Gina Acosta, Progressive Grocer
Stop & Shop Invests in Minority-Owned Businesses
Stop & Shop employs nearly 60,000 associates and operates more than 400 stores in Massachusetts, Connecticut, Rhode Island, New York and New Jersey.

Stop & Shop is spending $55,000 to strengthen New England's minority-owned businesses, with a special focus on Black-owned businesses. 

The Greater New England Minority Supplier Development Council (GNEMSDC) has received a $50,000 investment from Stop & Shop Supermarkets, and an additional $5,000 from the Stop & Shop NextGen Associate Resource Group, a team of Millennial and Gen Z Stop & Shop associates dedicated to economic inclusion.

GNEMSDC's Development Program focuses on companies certified as a minority business enterprise (MBE) by GNEMSDC. Stop & Shop funding will support this program through one-on-one business consulting tailored to the size and sophistication of each minority business enterprise, along with helping to build sustainable businesses with a specific focus on financial management, operational and process improvements, strategic planning and marketing. 

"This investment by Stop & Shop and its NextGen Associate Resource Group will allow us to continue to build an even more effective Development Program to make more of New England's minority businesses stronger," said Peter Hurst, president and CEO of GNEMSDC. "Minority business development helps reduce the country's racial wealth gap, and our MBE Development Program will continue to contribute to the health and growth of our current and future MBEs. COVID-19's adverse impact on minority-owned businesses requires a laser-like focus on the levers that drive MBEs' success, including access to contracts with buyers in the private sector and the public sector; access to intellectual capital that allows MBEs' owners to be more effective leaders and managers; and access to financial capital that supports their growth, whether one contract at a time or through mergers and acquisitions." 

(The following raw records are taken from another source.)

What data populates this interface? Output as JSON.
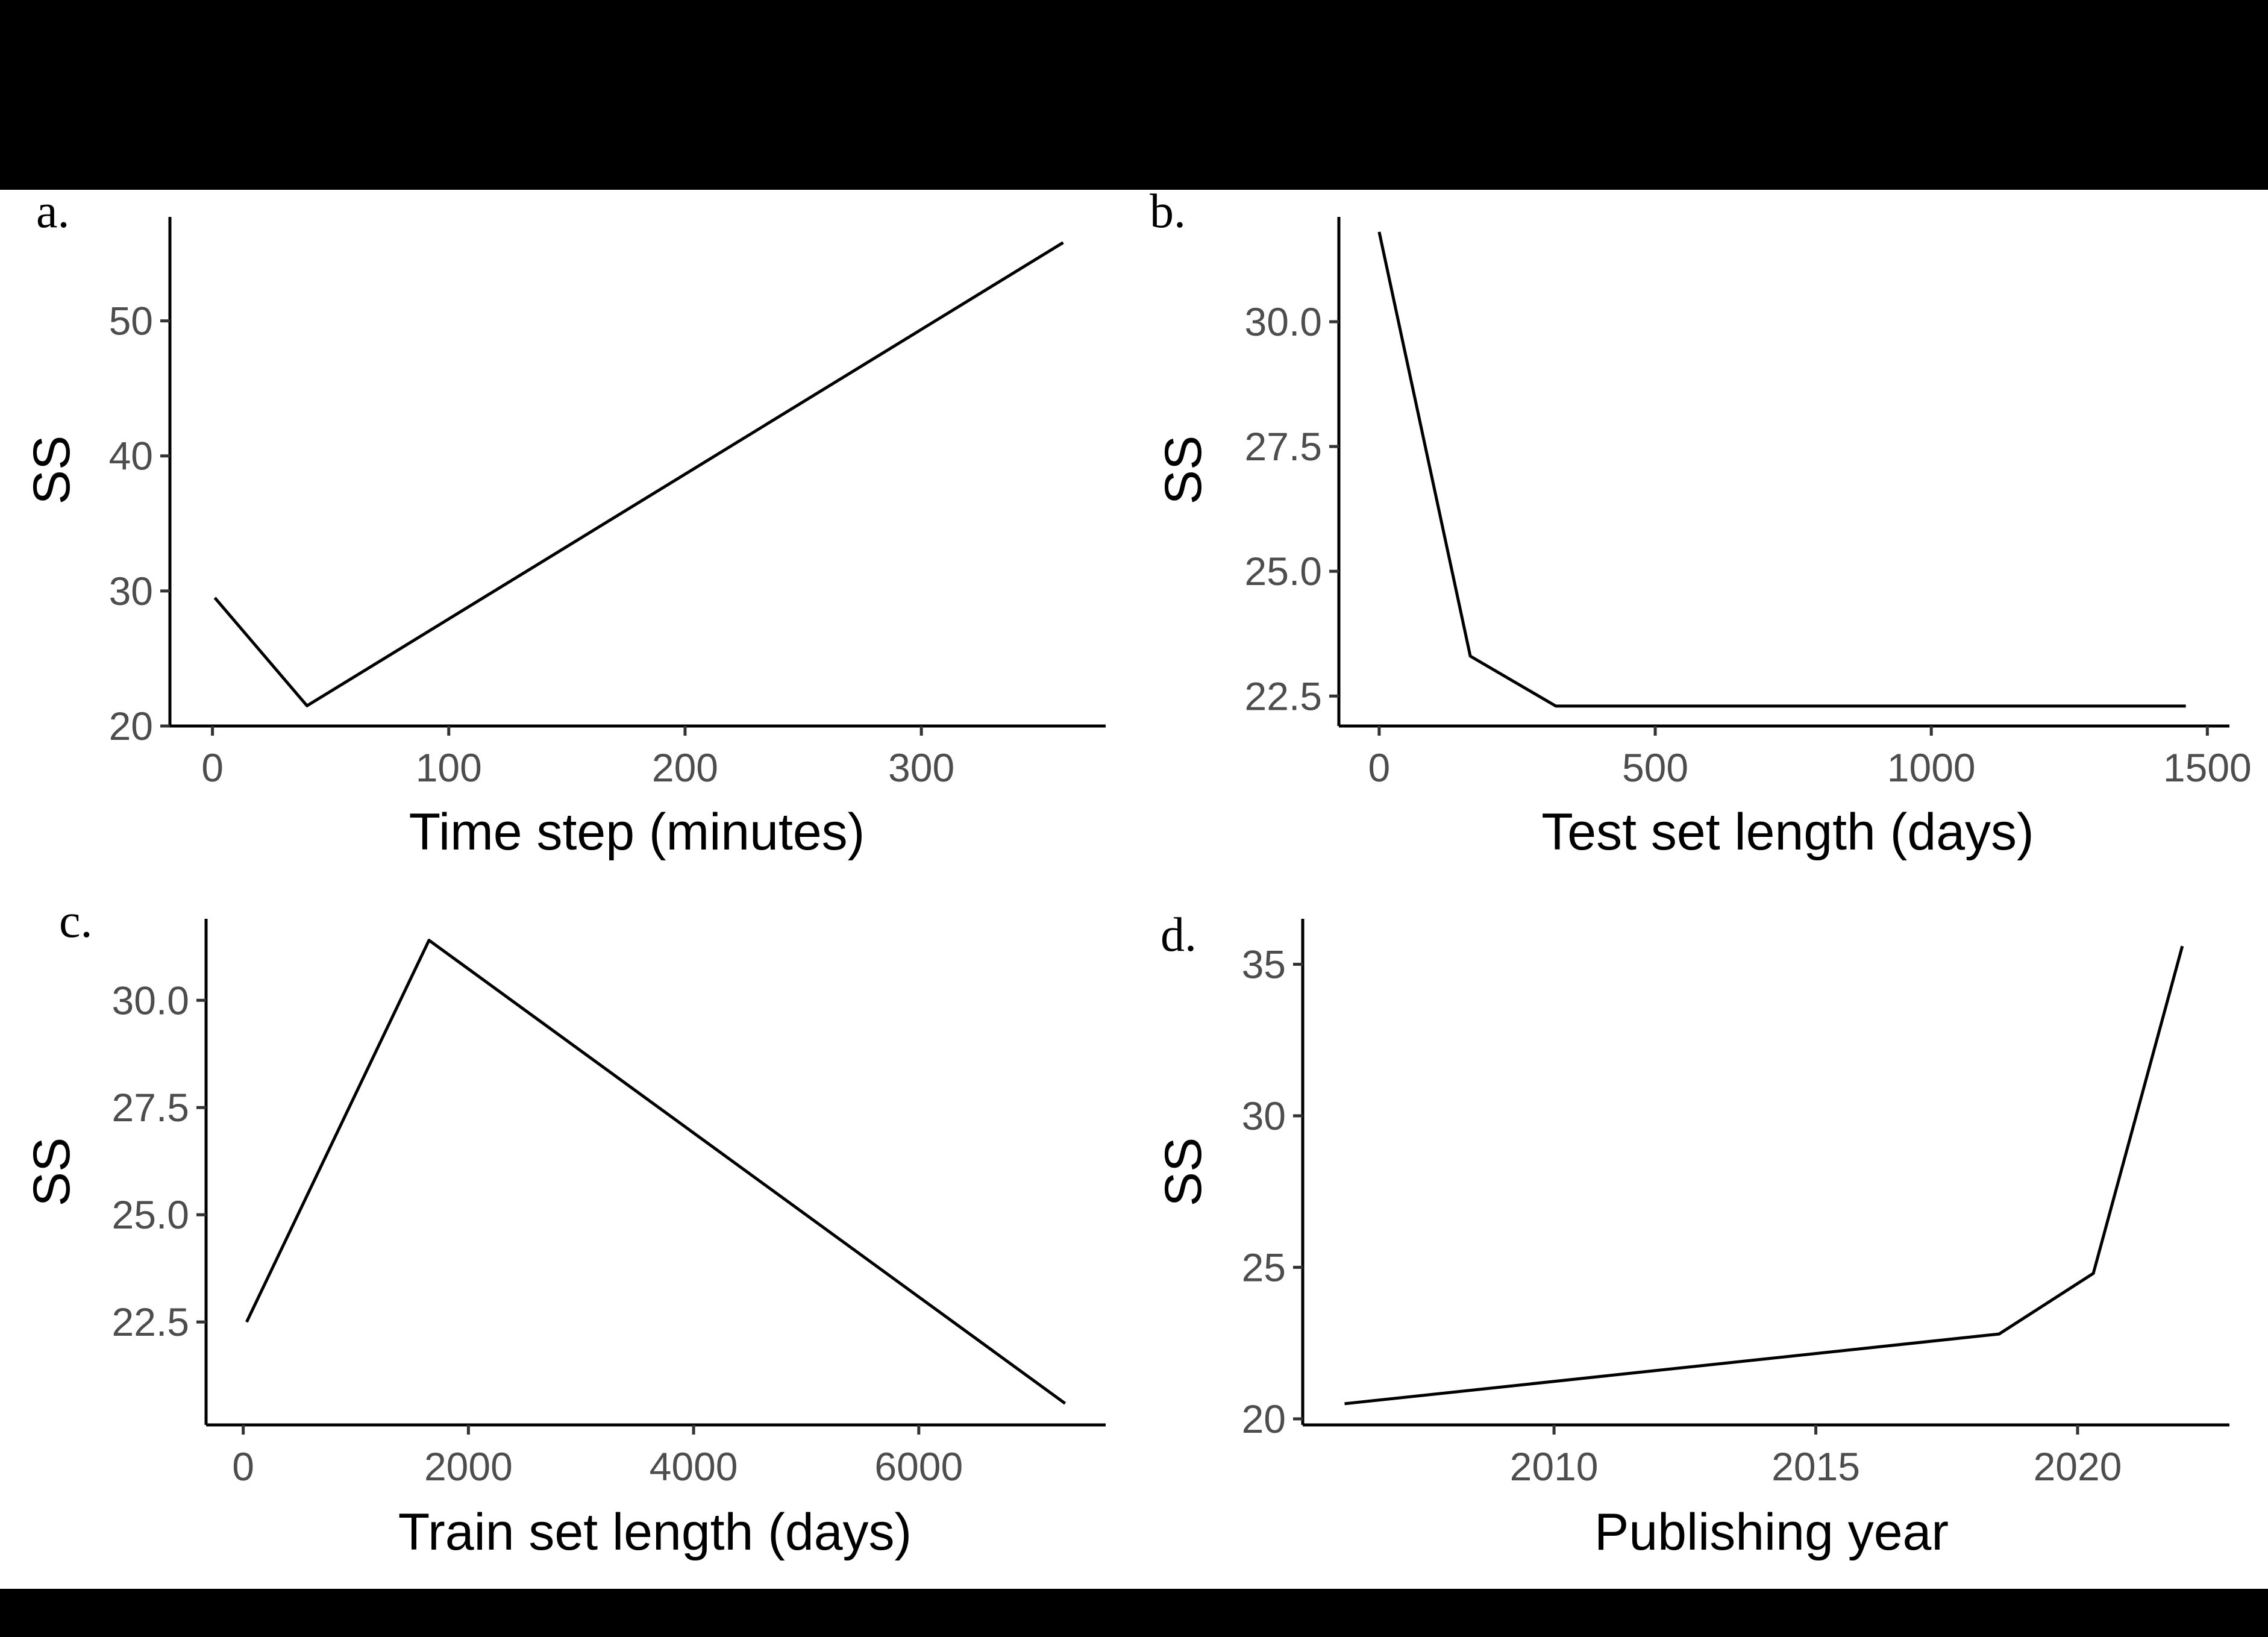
{
  "chart_data": [
    {
      "panel": "a.",
      "type": "line",
      "xlabel": "Time step (minutes)",
      "ylabel": "SS",
      "x": [
        1,
        40,
        360
      ],
      "y": [
        29.5,
        21.5,
        55.8
      ],
      "xlim": [
        -18,
        378
      ],
      "ylim": [
        20,
        57.7
      ],
      "xticks": [
        0,
        100,
        200,
        300
      ],
      "yticks": [
        20,
        30,
        40,
        50
      ],
      "xtick_labels": [
        "0",
        "100",
        "200",
        "300"
      ],
      "ytick_labels": [
        "20",
        "30",
        "40",
        "50"
      ],
      "grid": false
    },
    {
      "panel": "b.",
      "type": "line",
      "xlabel": "Test set length (days)",
      "ylabel": "SS",
      "x": [
        0,
        165,
        320,
        1461
      ],
      "y": [
        31.8,
        23.3,
        22.3,
        22.3
      ],
      "xlim": [
        -73,
        1540
      ],
      "ylim": [
        21.9,
        32.1
      ],
      "xticks": [
        0,
        500,
        1000,
        1500
      ],
      "yticks": [
        22.5,
        25.0,
        27.5,
        30.0
      ],
      "xtick_labels": [
        "0",
        "500",
        "1000",
        "1500"
      ],
      "ytick_labels": [
        "22.5",
        "25.0",
        "27.5",
        "30.0"
      ],
      "grid": false
    },
    {
      "panel": "c.",
      "type": "line",
      "xlabel": "Train set length (days)",
      "ylabel": "SS",
      "x": [
        30,
        1650,
        7300
      ],
      "y": [
        22.5,
        31.4,
        20.6
      ],
      "xlim": [
        -330,
        7660
      ],
      "ylim": [
        20.1,
        31.9
      ],
      "xticks": [
        0,
        2000,
        4000,
        6000
      ],
      "yticks": [
        22.5,
        25.0,
        27.5,
        30.0
      ],
      "xtick_labels": [
        "0",
        "2000",
        "4000",
        "6000"
      ],
      "ytick_labels": [
        "22.5",
        "25.0",
        "27.5",
        "30.0"
      ],
      "grid": false
    },
    {
      "panel": "d.",
      "type": "line",
      "xlabel": "Publishing year",
      "ylabel": "SS",
      "x": [
        2006.0,
        2018.5,
        2020.3,
        2022.0
      ],
      "y": [
        20.5,
        22.8,
        24.8,
        35.6
      ],
      "xlim": [
        2005.2,
        2022.9
      ],
      "ylim": [
        19.8,
        36.5
      ],
      "xticks": [
        2010,
        2015,
        2020
      ],
      "yticks": [
        20,
        25,
        30,
        35
      ],
      "xtick_labels": [
        "2010",
        "2015",
        "2020"
      ],
      "ytick_labels": [
        "20",
        "25",
        "30",
        "35"
      ],
      "grid": false
    }
  ]
}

With this investment from Stop & Shop and the NextGen group, GNEMSDC will expand the scope of its Development Program beyond just the existing 250 certified MBEs in New England. The expansion will include providing support to Black-owned businesses through integration into Stop & Shop's supply chain in its retail stores and home delivery services throughout New England and the Northeast.

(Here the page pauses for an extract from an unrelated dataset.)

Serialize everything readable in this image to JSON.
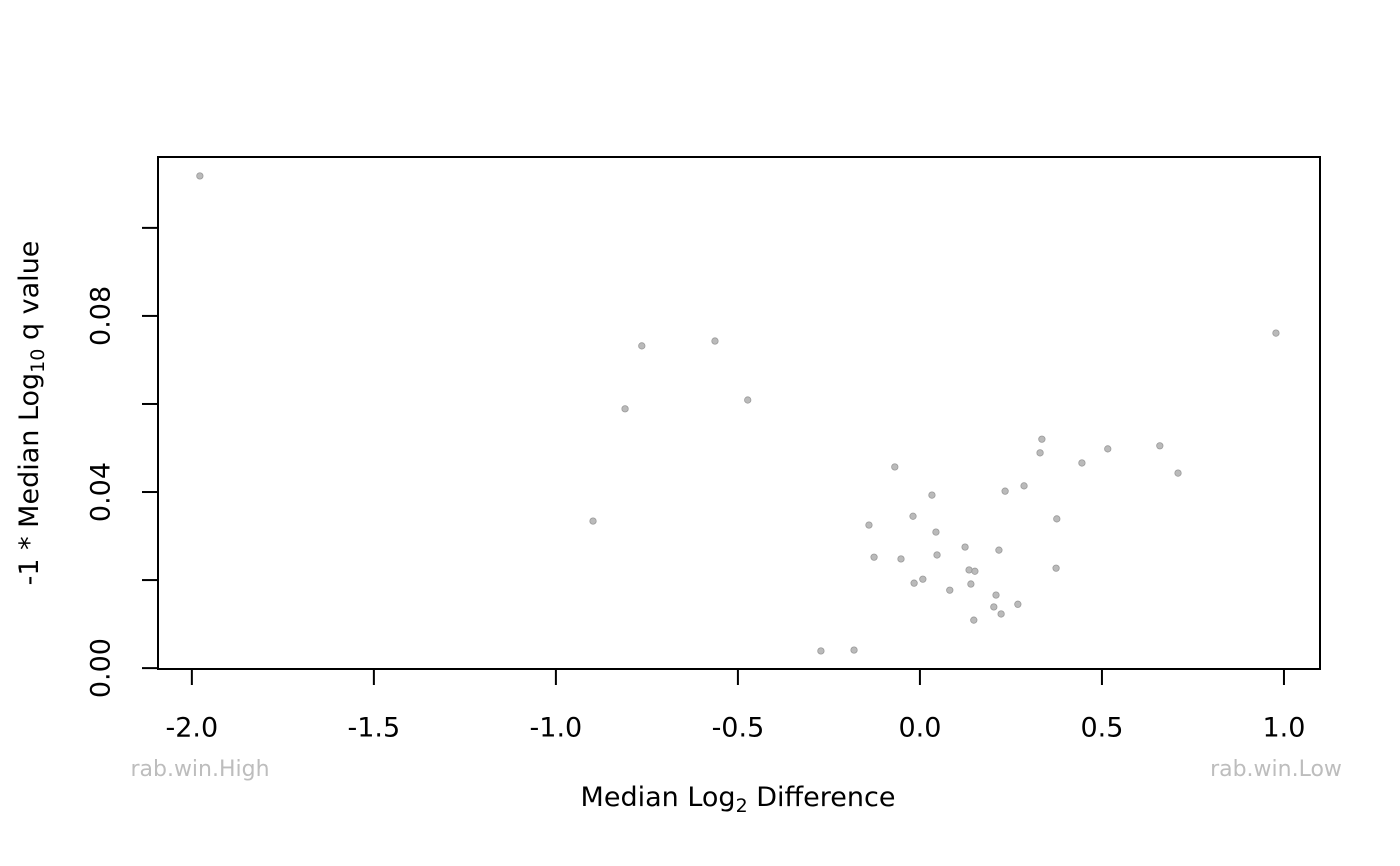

"Stop & Shop is committed to supporting to the communities where our associates and customers work and live," shared Gordon Reid, president of Stop & Shop. "We hope this investment to GNEMSDC serves as a building block for Black-owned businesses, allowing them to grow, develop and flourish."

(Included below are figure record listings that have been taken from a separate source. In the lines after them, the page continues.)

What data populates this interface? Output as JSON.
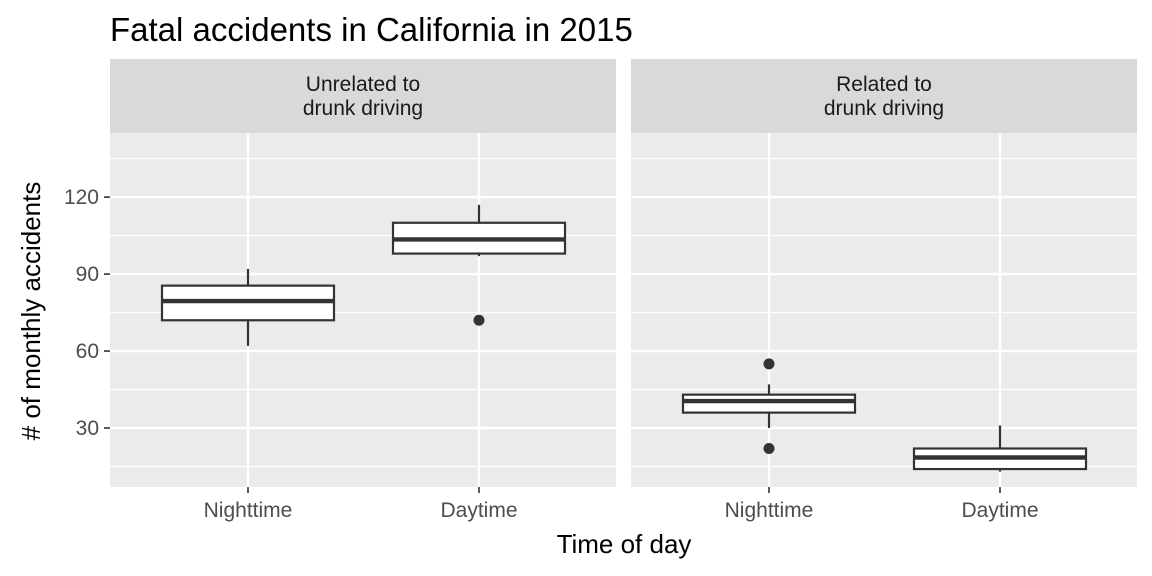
{
  "chart_data": {
    "type": "boxplot",
    "title": "Fatal accidents in California in 2015",
    "xlabel": "Time of day",
    "ylabel": "# of monthly accidents",
    "ylim": [
      7,
      145
    ],
    "y_ticks": [
      30,
      60,
      90,
      120
    ],
    "y_minor_ticks": [
      15,
      45,
      75,
      105,
      135
    ],
    "categories": [
      "Nighttime",
      "Daytime"
    ],
    "grid": true,
    "panel_bg": "#ebebeb",
    "strip_bg": "#d9d9d9",
    "box_stroke": "#333333",
    "facets": [
      {
        "label_lines": [
          "Unrelated to",
          "drunk driving"
        ],
        "boxes": [
          {
            "category": "Nighttime",
            "whisker_low": 62,
            "q1": 72,
            "median": 79.5,
            "q3": 85.5,
            "whisker_high": 92,
            "outliers": []
          },
          {
            "category": "Daytime",
            "whisker_low": 97,
            "q1": 98,
            "median": 103.5,
            "q3": 110,
            "whisker_high": 117,
            "outliers": [
              72
            ]
          }
        ]
      },
      {
        "label_lines": [
          "Related to",
          "drunk driving"
        ],
        "boxes": [
          {
            "category": "Nighttime",
            "whisker_low": 30,
            "q1": 36,
            "median": 40.5,
            "q3": 43,
            "whisker_high": 47,
            "outliers": [
              55,
              22
            ]
          },
          {
            "category": "Daytime",
            "whisker_low": 13,
            "q1": 14,
            "median": 18.5,
            "q3": 22,
            "whisker_high": 31,
            "outliers": []
          }
        ]
      }
    ]
  }
}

Operating from offices in Boston and New Haven, Connecticut, GNEMSDC promotes economic inclusion and minority business development. The 250 minority businesses certified by GNEMSDC have aggregate revenue of $2.7 billion and more than 20,000 employees (65% of whom are ethnic minorities). 

Stop & Shop employs nearly 60,000 associates and operates more than 400 stores in Massachusetts, Connecticut, Rhode Island, New York and New Jersey. Parent company Ahold Delhaize USA is No. 4 on Progressive Grocer’s 2019 Super 50 list of the top grocers in the United States.